Personaggio schivo, riservato, mai fuori dalle righe, Mirko Corsano è uscito dalla Prisma Volley Taranto così come è entrato, ossia in punta di piedi, nonostante il suo cognome nel mondo della pallavolo nazionale abbia un certo peso.
In un certo senso, l’ex libero della Lube e della Nazionale, si è trovato ad aprire un ciclo (stagione 2021/2022, prima salvezza in Superlega) e a chiuderlo (retrocessione in A/2 nella scorsa stagione). Lo abbiamo intercettato telefonicamente per una intervista che ripercorre quello che è successo con un sguardo al futuro.
La retrocessione anche a distanza di mesi brucia ancora. Cosa è successo nella passata stagione?
“La scorsa stagione di fondo è mancata la coesione dell’ambiente perché, se avessimo avuto la forza di affrontare le difficoltà nella maniera adeguata secondo me la salvezza si sarebbe raggiunta. Fermo restando che, quando si affrontano i campionati cercando di risparmiare, ci sta anche che succeda quello che è successo, quindi di retrocedere. Però è giusto muoversi in base a quello che è il budget.
Secondo me non c’è stata quella coesione di un ambiente che deve affrontare determinate difficoltà”.
Da chi doveva essere trasmessa questa coesione?
“In primis dalla società e poi l’allenatore per quanto riguarda il suo aspetto. Il gruppo squadra, nonostante le difficoltà non ha mai avuto contrasti. L’ambiente tarantino è molto complicato e, nei momenti di difficoltà, se non c’è un ambiente sereno e unito verso quello che è l’obiettivo, tutto diventa più difficile.

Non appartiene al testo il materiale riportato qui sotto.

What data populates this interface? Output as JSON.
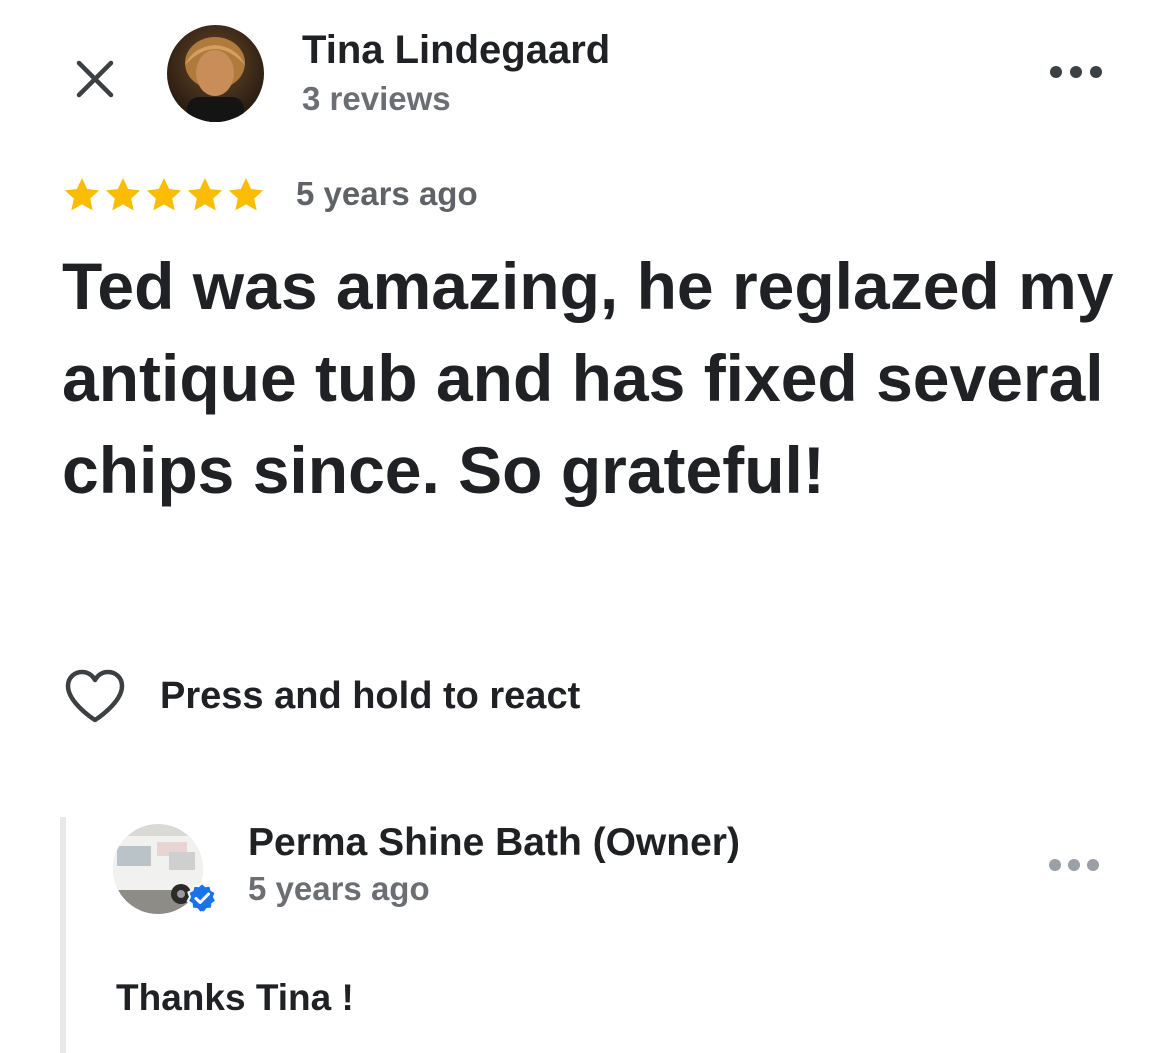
{
  "review": {
    "reviewer_name": "Tina Lindegaard",
    "reviewer_review_count": "3 reviews",
    "rating": 5,
    "rating_max": 5,
    "date": "5 years ago",
    "text": "Ted was amazing, he reglazed my antique tub and has fixed several chips since. So grateful!",
    "react_label": "Press and hold to react"
  },
  "owner_reply": {
    "name": "Perma Shine Bath (Owner)",
    "date": "5 years ago",
    "text": "Thanks Tina !"
  },
  "icons": {
    "close": "close-icon",
    "more": "more-horizontal-icon",
    "star": "star-icon",
    "heart": "heart-outline-icon",
    "verified": "verified-check-icon"
  },
  "colors": {
    "star": "#fbbc04",
    "verified": "#1a73e8",
    "text_primary": "#202124",
    "text_secondary": "#6b6e72"
  }
}
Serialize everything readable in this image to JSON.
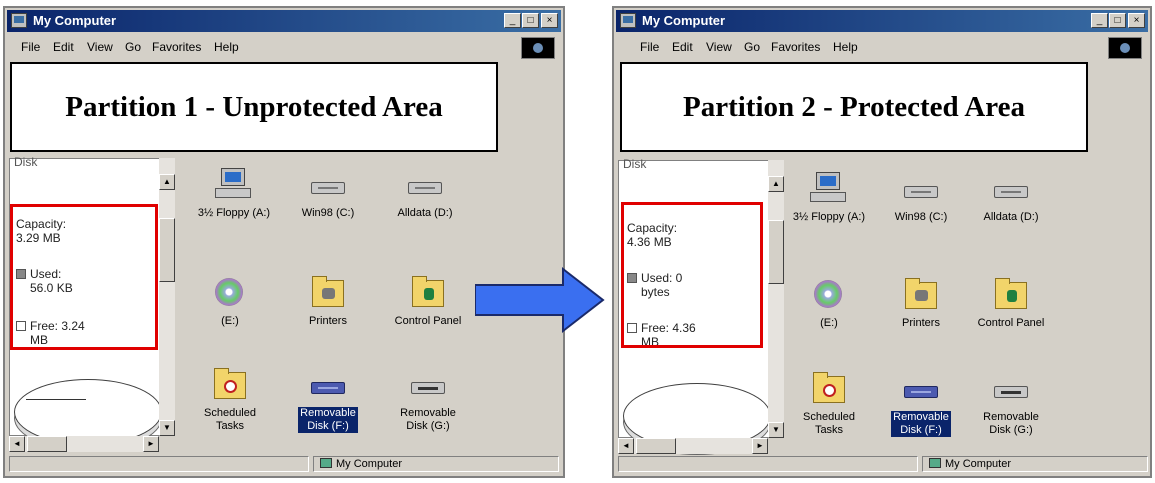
{
  "menu": [
    "File",
    "Edit",
    "View",
    "Go",
    "Favorites",
    "Help"
  ],
  "left_window": {
    "title": "My Computer",
    "overlay_label": "Partition 1 - Unprotected Area",
    "pane_cut_text": "Disk",
    "capacity": "Capacity:\n3.29 MB",
    "used": "Used:\n56.0 KB",
    "free": "Free: 3.24\nMB",
    "status": "My Computer"
  },
  "right_window": {
    "title": "My Computer",
    "overlay_label": "Partition 2 - Protected Area",
    "pane_cut_text": "Disk",
    "capacity": "Capacity:\n4.36 MB",
    "used": "Used: 0\nbytes",
    "free": "Free: 4.36\nMB",
    "status": "My Computer"
  },
  "icons": [
    {
      "label": "3½ Floppy (A:)",
      "kind": "computer-icon"
    },
    {
      "label": "Win98 (C:)",
      "kind": "hard-drive-icon"
    },
    {
      "label": "Alldata (D:)",
      "kind": "hard-drive-icon"
    },
    {
      "label": "(E:)",
      "kind": "cd-drive-icon"
    },
    {
      "label": "Printers",
      "kind": "printers-folder-icon"
    },
    {
      "label": "Control Panel",
      "kind": "control-panel-folder-icon"
    },
    {
      "label": "Scheduled\nTasks",
      "kind": "scheduled-tasks-folder-icon"
    },
    {
      "label": "Removable\nDisk (F:)",
      "kind": "removable-disk-icon",
      "selected": true
    },
    {
      "label": "Removable\nDisk (G:)",
      "kind": "removable-disk-icon"
    }
  ],
  "colors": {
    "highlight_box": "#e00000",
    "arrow": "#3a6ff0",
    "titlebar": "#0a246a",
    "selection": "#0a246a"
  }
}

Come valuta il roster allestito dalla Prisma?
“Taranto è una città che per storia e tradizione deve affrontare un campionato di buon livello. Chiaramente il giudice sarà sempre il campo e stabilirà se le scelte fatte siano state correte. Non credo che abbiano pensato di voler affrontare un campionato di A2 anonimo”.
Quali sono le altre compagini che possono ambire alla promozione?
“E’ un campionato lungo e difficile che decreta la promossa tramite playoff. Bisogna appunto vedere come si arriva agli spareggi promozione ed essere bravi durante la stagione a crearsi quelle certezze che serviranno nei momenti di difficoltà. Insieme a Taranto immagino ci sarà Brescia, che già lo scorso anno ha sfiorato la promozione e Pordenone che ha una solida struttura societaria. Siena anche ha fatto una buona squadra insieme a Ravenna e ad Aversa. Sarà, anche in questo caso, necessario mantenere soprattutto la serenità.
E’ più facile salvarsi in Superlega o vincere l’A2? Quali le differenze tra le due categorie?
“La Superlega è totalmente un altro livello. Tra le due non c’è solo una categoria di differenza come può essere tra A2 e A3. La Superlega è molto di più ma entrambi i campionati sono molto difficili.
Dopo il primo mese di preparazione, i ragazzi di coach Graziosi potranno verificare i progressi raggiunti affrontando Galatone nell’allenamento congiunto del 20 settembre, che si ripeterà a campi invertiti cinque giorni dopo”.